Question

# A machine costs Rs.97, 000 and its effective life is estimated to be 12 years. If the scarp realises Rs.2000 only, what amount should be retained out of profits at the end of each year to accumulate at compound interest of 5% per annum in order to buy a new machine after 12 years? $(use{1.05^{12}} = 1.769)$

Hint: To solve this problem we need to have knowledge about annuity concepts.

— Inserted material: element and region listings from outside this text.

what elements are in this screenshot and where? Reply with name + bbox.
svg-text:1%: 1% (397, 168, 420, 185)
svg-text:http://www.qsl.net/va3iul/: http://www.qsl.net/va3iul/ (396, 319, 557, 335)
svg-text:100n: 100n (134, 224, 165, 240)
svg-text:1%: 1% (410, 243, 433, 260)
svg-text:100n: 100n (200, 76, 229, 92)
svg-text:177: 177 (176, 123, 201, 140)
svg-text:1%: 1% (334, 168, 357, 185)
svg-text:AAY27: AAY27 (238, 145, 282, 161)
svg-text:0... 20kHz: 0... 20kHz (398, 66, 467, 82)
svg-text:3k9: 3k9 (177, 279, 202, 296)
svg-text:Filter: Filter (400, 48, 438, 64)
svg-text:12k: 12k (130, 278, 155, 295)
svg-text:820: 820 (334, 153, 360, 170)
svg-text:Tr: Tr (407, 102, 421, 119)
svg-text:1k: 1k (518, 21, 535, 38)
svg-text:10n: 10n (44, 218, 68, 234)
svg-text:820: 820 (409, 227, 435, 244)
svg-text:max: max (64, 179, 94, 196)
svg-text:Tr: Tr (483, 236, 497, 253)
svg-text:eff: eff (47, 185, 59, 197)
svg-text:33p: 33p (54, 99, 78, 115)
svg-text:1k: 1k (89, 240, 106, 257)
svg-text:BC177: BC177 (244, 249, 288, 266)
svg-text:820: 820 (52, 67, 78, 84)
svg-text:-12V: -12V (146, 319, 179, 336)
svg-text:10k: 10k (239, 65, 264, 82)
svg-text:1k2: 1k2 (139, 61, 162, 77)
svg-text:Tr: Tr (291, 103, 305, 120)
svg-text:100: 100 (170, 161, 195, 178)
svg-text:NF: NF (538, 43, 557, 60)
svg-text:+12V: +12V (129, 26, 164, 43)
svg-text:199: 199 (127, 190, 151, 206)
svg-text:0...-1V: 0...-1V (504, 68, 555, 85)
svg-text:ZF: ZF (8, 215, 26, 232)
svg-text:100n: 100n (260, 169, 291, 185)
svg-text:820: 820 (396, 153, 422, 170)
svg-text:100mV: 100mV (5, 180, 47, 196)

Annuity means a series of fixed payments over a period of time.

Let us write the given data
Cost of the machine = Rs.97, 000
Value of scrap = Rs.2000
Effective cost of machine = cost of machine – value of scrap
= Rs.97, 000 - Rs.2000
=Rs.95, 000
Therefore the Effective cost of machine (Required money) = Rs.95, 000
Future annuity = $\dfrac{A}{r}\left[ {{{\left( {1 + r} \right)}^n} - 1} \right]$
Here Future annuity (required amount) =Rs.95, 000
Rate of interest = 5% =0.05, n=1
On substitute the value in the formula we get
$\Rightarrow 95000 = \dfrac{A}{{0.05}}\left[ {{{\left( {1 + 0.05} \right)}^{12}} - 1} \right]$
$\Rightarrow A = \dfrac{{0.05 \times 95000}}{{{{(1.05)}^2} - 1}} = \dfrac{{0.05 \times 95000}}{{0.769}} = 6176.85$
Therefore the Annuity amount (that is the amount that has to be retained at the end each year) =Rs.6176.85
NOTE: Annuity is the amount that we have to pay every year without any profits. Here future annuity means the required amount after removing scrap from cost price. Future annuity is also known as effective cost. To solve these kinds of problems we need to know the meaning of value.